Ce virus provient d'animaux sauvages dont l'écosystème a été menacé par l'homme et s'est propagé en raison de systèmes de santé inadéquats et non préparés. Même des pays très riches comme les États-Unis et le Royaume-Uni font de nombreuses victimes. La politique est donc appelée à concevoir un modèle de développement respectueux de l'environnement et des équilibres sociaux. Un développement humain authentique qui réalise la durabilité environnementale et humaine et ne vise pas seulement le profit. "Le véritable développement ne peut consister en une simple accumulation de richesses et en une plus grande disponibilité des biens et services, s'il est réalisé sans tenir dûment compte des dimensions sociales, culturelles et spirituelles de l'être humain" (Encyclique "Sollicitudo rei socialis" de la 1987). Dans la comparaison historique entre étatisme et libéralisme, entre socialisme et capitalisme, entre renoncement aux libertés et responsabilités de l'État providence et illusion libertaire de la société de consommation, l'épidémie doit stimuler la formulation d'un troisième modèle, un capitalisme humain, une économie social, qui évite le pur matérialisme et place la dignité humaine au centre des choix politiques et économiques. Les instances intermédiaires seront alliées de cette stratégie. "La socialité de l'homme ne se termine pas dans l'État, mais se produit dans différents groupes intermédiaires, à commencer par la famille jusqu'aux groupes économiques, sociaux, politiques et culturels, qui ont leur propre autonomie. C'est la subjectivité de la société qui rejoint la subjectivité de l'individu "(Encyclique" Centesimus Annus "de 1991). Nous ne sortirons mieux de cette crise mondiale que si nous modifions notre modèle de développement, en investissant dans les politiques sociales et sanitaires, en respectant les droits de l'homme et l'environnement, en renforçant l'esprit communautaire et la coopération internationale.

 

Comme nous le rappelle Stefano Zamagni, dans le nouveau monde du dopovirus, l'ennemi numéro un sera le libéralisme et nous devons apprendre à distinguer le capitalisme de l'économie de marché, en reconnaissant qu'il n'est pas nécessaire d'accepter les premiers pour sauver les seconds et que l'ordre social est le résultat l'interaction entre l'État, le marché et la société civile.

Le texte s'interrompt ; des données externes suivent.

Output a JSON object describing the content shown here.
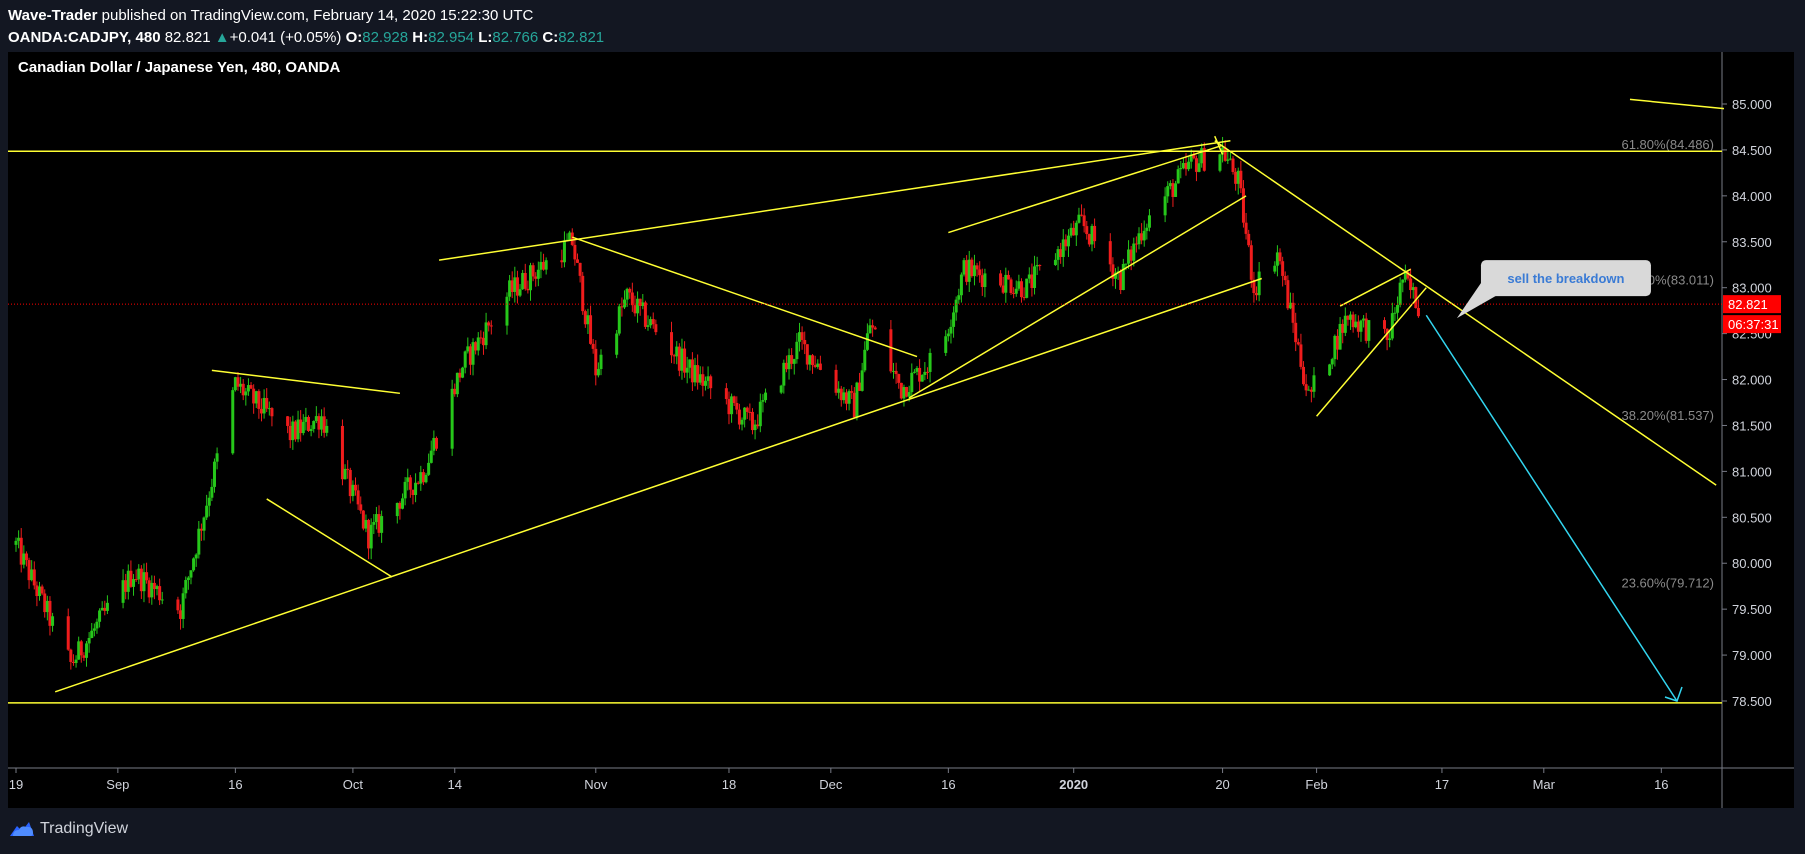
{
  "header": {
    "author": "Wave-Trader",
    "published": "published on TradingView.com, February 14, 2020 15:22:30 UTC",
    "symbol": "OANDA:CADJPY, 480",
    "last": "82.821",
    "change_arrow": "▲",
    "change": "+0.041 (+0.05%)",
    "o_label": "O:",
    "o_value": "82.928",
    "h_label": "H:",
    "h_value": "82.954",
    "l_label": "L:",
    "l_value": "82.766",
    "c_label": "C:",
    "c_value": "82.821"
  },
  "footer": {
    "brand": "TradingView"
  },
  "colors": {
    "up": "#26c71a",
    "down": "#ef1c1c",
    "drawing": "#ffff33",
    "projection": "#33d6f0",
    "price_tag": "#ff0000",
    "fib_text": "#8a8a8a",
    "axis_text": "#d1d4dc"
  },
  "chart_data": {
    "type": "candlestick",
    "title": "Canadian Dollar / Japanese Yen, 480, OANDA",
    "ylim": [
      78.3,
      85.1
    ],
    "y_ticks": [
      "85.000",
      "84.500",
      "84.000",
      "83.500",
      "83.000",
      "82.500",
      "82.000",
      "81.500",
      "81.000",
      "80.500",
      "80.000",
      "79.500",
      "79.000",
      "78.500"
    ],
    "x_ticks": [
      "19",
      "Sep",
      "16",
      "Oct",
      "14",
      "Nov",
      "18",
      "Dec",
      "16",
      "2020",
      "20",
      "Feb",
      "17",
      "Mar",
      "16"
    ],
    "x_range": [
      "2019-08-19",
      "2020-03-24"
    ],
    "current_price": {
      "value": 82.821,
      "label": "82.821",
      "countdown": "06:37:31"
    },
    "fib_levels": [
      {
        "label": "61.80%(84.486)",
        "value": 84.486
      },
      {
        "label": "00%(83.011)",
        "value": 83.011
      },
      {
        "label": "38.20%(81.537)",
        "value": 81.537
      },
      {
        "label": "23.60%(79.712)",
        "value": 79.712
      }
    ],
    "annotation": {
      "text": "sell the breakdown"
    },
    "pivots": [
      {
        "t": "2019-08-19",
        "p": 80.2
      },
      {
        "t": "2019-08-26",
        "p": 78.9
      },
      {
        "t": "2019-09-03",
        "p": 79.9
      },
      {
        "t": "2019-09-09",
        "p": 79.5
      },
      {
        "t": "2019-09-16",
        "p": 81.95
      },
      {
        "t": "2019-09-23",
        "p": 81.4
      },
      {
        "t": "2019-09-27",
        "p": 81.6
      },
      {
        "t": "2019-10-03",
        "p": 80.3
      },
      {
        "t": "2019-10-10",
        "p": 81.0
      },
      {
        "t": "2019-10-15",
        "p": 82.15
      },
      {
        "t": "2019-10-21",
        "p": 82.95
      },
      {
        "t": "2019-10-29",
        "p": 83.5
      },
      {
        "t": "2019-11-01",
        "p": 82.1
      },
      {
        "t": "2019-11-05",
        "p": 82.9
      },
      {
        "t": "2019-11-13",
        "p": 82.1
      },
      {
        "t": "2019-11-21",
        "p": 81.5
      },
      {
        "t": "2019-11-27",
        "p": 82.4
      },
      {
        "t": "2019-12-04",
        "p": 81.7
      },
      {
        "t": "2019-12-06",
        "p": 82.6
      },
      {
        "t": "2019-12-10",
        "p": 81.9
      },
      {
        "t": "2019-12-15",
        "p": 82.3
      },
      {
        "t": "2019-12-18",
        "p": 83.2
      },
      {
        "t": "2019-12-26",
        "p": 83.0
      },
      {
        "t": "2020-01-02",
        "p": 83.7
      },
      {
        "t": "2020-01-07",
        "p": 83.1
      },
      {
        "t": "2020-01-10",
        "p": 83.7
      },
      {
        "t": "2020-01-16",
        "p": 84.35
      },
      {
        "t": "2020-01-20",
        "p": 84.5
      },
      {
        "t": "2020-01-22",
        "p": 84.15
      },
      {
        "t": "2020-01-24",
        "p": 83.0
      },
      {
        "t": "2020-01-27",
        "p": 83.4
      },
      {
        "t": "2020-01-29",
        "p": 82.6
      },
      {
        "t": "2020-01-31",
        "p": 81.8
      },
      {
        "t": "2020-02-05",
        "p": 82.7
      },
      {
        "t": "2020-02-10",
        "p": 82.4
      },
      {
        "t": "2020-02-12",
        "p": 83.1
      },
      {
        "t": "2020-02-14",
        "p": 82.82
      }
    ],
    "drawings": [
      {
        "kind": "hline",
        "p": 84.486
      },
      {
        "kind": "hline",
        "p": 78.48
      },
      {
        "kind": "trend",
        "t1": "2019-08-24",
        "p1": 78.6,
        "t2": "2020-01-25",
        "p2": 83.1
      },
      {
        "kind": "trend",
        "t1": "2019-10-12",
        "p1": 83.3,
        "t2": "2020-01-21",
        "p2": 84.6
      },
      {
        "kind": "trend",
        "t1": "2019-10-29",
        "p1": 83.55,
        "t2": "2019-12-12",
        "p2": 82.25
      },
      {
        "kind": "trend",
        "t1": "2019-09-13",
        "p1": 82.1,
        "t2": "2019-10-07",
        "p2": 81.85
      },
      {
        "kind": "trend",
        "t1": "2019-09-20",
        "p1": 80.7,
        "t2": "2019-10-06",
        "p2": 79.85
      },
      {
        "kind": "trend",
        "t1": "2019-12-11",
        "p1": 81.8,
        "t2": "2020-01-23",
        "p2": 84.0
      },
      {
        "kind": "trend",
        "t1": "2019-12-16",
        "p1": 83.6,
        "t2": "2020-01-20",
        "p2": 84.55
      },
      {
        "kind": "trend",
        "t1": "2020-01-19",
        "p1": 84.6,
        "t2": "2020-03-23",
        "p2": 80.85
      },
      {
        "kind": "trend",
        "t1": "2020-01-19",
        "p1": 84.65,
        "t2": "2020-01-20",
        "p2": 84.45
      },
      {
        "kind": "trend",
        "t1": "2020-02-01",
        "p1": 81.6,
        "t2": "2020-02-15",
        "p2": 83.0
      },
      {
        "kind": "trend",
        "t1": "2020-02-04",
        "p1": 82.8,
        "t2": "2020-02-13",
        "p2": 83.2
      },
      {
        "kind": "trend",
        "t1": "2020-03-12",
        "p1": 85.05,
        "t2": "2020-03-24",
        "p2": 84.95
      }
    ],
    "projection": {
      "t1": "2020-02-15",
      "p1": 82.7,
      "t2": "2020-03-18",
      "p2": 78.5
    }
  }
}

Ce qui est certain, c'est que l'épidémie est un tournant et rien ne sera plus comme avant. La politique aura la responsabilité d'interpréter ce changement en faveur du bien commun, avec beaucoup de créativité et de courage.

Comme l'a dit l'homme d'État tchèque Vaclav Havel. "La politique ne peut pas être seulement l'art du possible, c'est-à-dire la spéculation, le calcul, l'intrigue, les accords secrets et les escroqueries utilitaires, mais elle doit plutôt être l'art de l'impossible, c'est-à-dire l'art de faire mieux eux-mêmes et le monde ».